Identity theft is exploding in the U.S., with 15 million Americans victimized in just a 12-month period, according to a new study.
The amount of money that is being stolen from them is on the rise, as well, more than doubling between 2005 and 2006, Gartner analysts report in a study. And more of what they're losing is staying lost. The report also shows that people managed to recover 87% of what was stolen from them back in 2005, but in 2006 that number dropped to 61%.
"Hackers are exploiting Internet auctions, non-regulated money transmittal systems, the ability to impersonate lottery and sweepstake contests, and other types of imaginative scams," said Avivah Litan, a VP at Gartner, in a written statement. "The thieves have also discovered the weakest links in the U.S. payments systems. Typically the weak links are found among the five or more million businesses that accept electronic payments from consumers, and the consumers themselves."
Gartner's survey of 5,000 online U.S. adults in August 2006 showed that the rate of identity theft has jumped by 50% since 2003 when the Federal Trade Commission reported that 9.9 million Americans had been victimized. The average loss was $3,257 in 2006, up from $1,408 in 2005.
Unauthorized charges to credit cards rose nearly fourfold from an average of $734 in 2005 to $2,550 in 2006, Gartner reports. These numbers go along with a trend cited by various U.S. credit card issuers that reported large increases in counterfeit card fraud last year. Similarly, there were large increases in checking account transfer fraud and "other" non-categorized types of fraud, such as scams exploiting eBay, PayPal and phone companies.
"Oftentimes, consumers have no idea how criminals hijack their accounts and/or identities," Litan said. "They also typically have no clue if one or more of their personal attributes, such as their Social Security number, is used to piece together a new fictitious identity in a phenomena typically referred to as synthetic identity fraud."

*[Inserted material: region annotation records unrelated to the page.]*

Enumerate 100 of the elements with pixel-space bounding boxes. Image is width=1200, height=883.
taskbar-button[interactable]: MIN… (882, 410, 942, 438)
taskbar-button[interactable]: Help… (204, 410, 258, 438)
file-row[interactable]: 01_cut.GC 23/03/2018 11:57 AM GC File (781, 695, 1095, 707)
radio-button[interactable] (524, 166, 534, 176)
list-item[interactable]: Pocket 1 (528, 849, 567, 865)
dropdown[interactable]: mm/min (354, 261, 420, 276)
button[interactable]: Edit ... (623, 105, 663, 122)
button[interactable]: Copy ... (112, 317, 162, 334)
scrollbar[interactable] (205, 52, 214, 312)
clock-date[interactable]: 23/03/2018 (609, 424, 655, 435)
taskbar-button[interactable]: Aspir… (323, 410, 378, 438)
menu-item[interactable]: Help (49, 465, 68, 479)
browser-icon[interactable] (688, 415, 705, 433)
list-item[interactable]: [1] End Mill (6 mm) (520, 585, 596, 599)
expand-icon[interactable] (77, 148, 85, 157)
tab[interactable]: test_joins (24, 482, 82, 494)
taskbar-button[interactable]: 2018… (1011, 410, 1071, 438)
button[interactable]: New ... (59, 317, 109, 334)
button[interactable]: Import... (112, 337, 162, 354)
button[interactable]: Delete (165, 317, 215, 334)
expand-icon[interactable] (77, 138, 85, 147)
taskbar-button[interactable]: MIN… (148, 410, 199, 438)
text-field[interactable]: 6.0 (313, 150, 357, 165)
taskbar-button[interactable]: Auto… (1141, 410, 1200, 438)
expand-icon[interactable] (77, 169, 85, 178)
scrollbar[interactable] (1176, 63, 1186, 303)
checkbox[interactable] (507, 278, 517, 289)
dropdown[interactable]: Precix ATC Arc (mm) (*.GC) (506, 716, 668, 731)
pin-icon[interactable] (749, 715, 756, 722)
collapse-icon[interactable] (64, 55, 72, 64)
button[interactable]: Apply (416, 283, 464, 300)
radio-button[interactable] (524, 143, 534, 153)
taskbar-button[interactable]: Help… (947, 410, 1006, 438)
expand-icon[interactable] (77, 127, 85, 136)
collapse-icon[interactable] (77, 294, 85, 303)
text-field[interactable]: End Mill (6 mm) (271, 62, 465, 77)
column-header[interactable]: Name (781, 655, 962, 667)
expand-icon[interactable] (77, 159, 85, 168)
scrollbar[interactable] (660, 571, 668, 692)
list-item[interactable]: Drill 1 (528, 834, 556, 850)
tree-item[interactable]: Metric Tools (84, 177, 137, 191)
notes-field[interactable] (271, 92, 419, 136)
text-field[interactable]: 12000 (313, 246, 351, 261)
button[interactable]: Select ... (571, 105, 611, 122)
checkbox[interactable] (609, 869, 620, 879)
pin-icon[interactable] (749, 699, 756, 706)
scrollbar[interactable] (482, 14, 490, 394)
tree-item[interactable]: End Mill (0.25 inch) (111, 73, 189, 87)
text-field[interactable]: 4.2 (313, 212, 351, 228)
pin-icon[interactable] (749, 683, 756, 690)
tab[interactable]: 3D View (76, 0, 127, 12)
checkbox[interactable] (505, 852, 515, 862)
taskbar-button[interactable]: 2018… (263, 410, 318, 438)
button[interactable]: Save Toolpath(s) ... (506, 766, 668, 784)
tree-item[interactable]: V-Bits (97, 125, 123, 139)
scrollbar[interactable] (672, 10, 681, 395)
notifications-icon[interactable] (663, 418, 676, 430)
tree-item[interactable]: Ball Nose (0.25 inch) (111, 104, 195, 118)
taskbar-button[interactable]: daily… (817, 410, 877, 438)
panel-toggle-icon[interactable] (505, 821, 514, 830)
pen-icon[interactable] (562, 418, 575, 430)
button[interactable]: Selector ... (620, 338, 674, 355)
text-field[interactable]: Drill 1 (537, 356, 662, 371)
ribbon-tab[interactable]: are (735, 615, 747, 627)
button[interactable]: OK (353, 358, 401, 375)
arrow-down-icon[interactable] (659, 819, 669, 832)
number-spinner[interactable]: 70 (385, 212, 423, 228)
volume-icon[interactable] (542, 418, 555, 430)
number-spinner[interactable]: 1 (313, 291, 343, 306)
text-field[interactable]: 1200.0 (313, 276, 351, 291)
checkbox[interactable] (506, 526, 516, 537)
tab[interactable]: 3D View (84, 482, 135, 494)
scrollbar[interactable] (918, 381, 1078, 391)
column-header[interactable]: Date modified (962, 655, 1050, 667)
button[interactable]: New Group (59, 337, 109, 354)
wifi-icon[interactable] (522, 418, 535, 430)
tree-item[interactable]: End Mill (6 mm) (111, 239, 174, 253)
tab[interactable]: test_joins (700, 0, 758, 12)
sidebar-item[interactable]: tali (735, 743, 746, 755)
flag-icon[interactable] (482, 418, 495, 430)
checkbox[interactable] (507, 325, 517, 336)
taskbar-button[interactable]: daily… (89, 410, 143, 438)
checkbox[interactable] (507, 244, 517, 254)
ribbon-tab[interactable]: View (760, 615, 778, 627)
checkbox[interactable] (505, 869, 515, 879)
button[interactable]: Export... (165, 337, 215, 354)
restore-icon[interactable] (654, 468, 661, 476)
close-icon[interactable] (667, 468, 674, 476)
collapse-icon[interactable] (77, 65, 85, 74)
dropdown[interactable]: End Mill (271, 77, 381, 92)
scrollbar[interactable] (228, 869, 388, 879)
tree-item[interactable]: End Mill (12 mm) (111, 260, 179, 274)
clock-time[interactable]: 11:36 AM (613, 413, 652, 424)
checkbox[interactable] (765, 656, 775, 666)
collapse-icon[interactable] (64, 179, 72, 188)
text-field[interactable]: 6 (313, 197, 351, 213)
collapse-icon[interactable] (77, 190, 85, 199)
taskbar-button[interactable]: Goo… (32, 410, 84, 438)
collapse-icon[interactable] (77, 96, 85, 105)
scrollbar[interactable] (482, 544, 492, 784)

Gartner contends that fraud can be largely prevented by using identity verification and scoring services, which are independent services used to calculate personal credit scores.
"Enterprises who store credit card, debit/ATM card and bank account data should expect electronic data breaches and/or hacks, and migrate away from that practice while protecting their systems accordingly until they are able to do so," Litan said. "Rule-makers debating identity-theft legislation should consider comprehensive financial protection for consumers who lose money to fraud that goes beyond disparate regulations in place today. Service providers should pay for this protection when data or accounts under their custody are breached."
Identity theft has been in the news a lot in recent months with government agencies and businesses suffering network breaches or losing laptops containing critical information. Last month, the Department of Veterans Affairs announced that a hard drive that went missing in January actually may contain sensitive information on about 535,000 veterans, along with 1.3 million doctors. And a laptop stolen from a secure office in the Seton Family of Hospitals in Texas is putting at risk identifying information on 7,800 patients without health insurance. In February, hospital administrators reported that a security camera captured video of the thief carrying out a laptop, which contained identifying personal information, such as Social Security numbers, dates of birth, and insurance program numbers.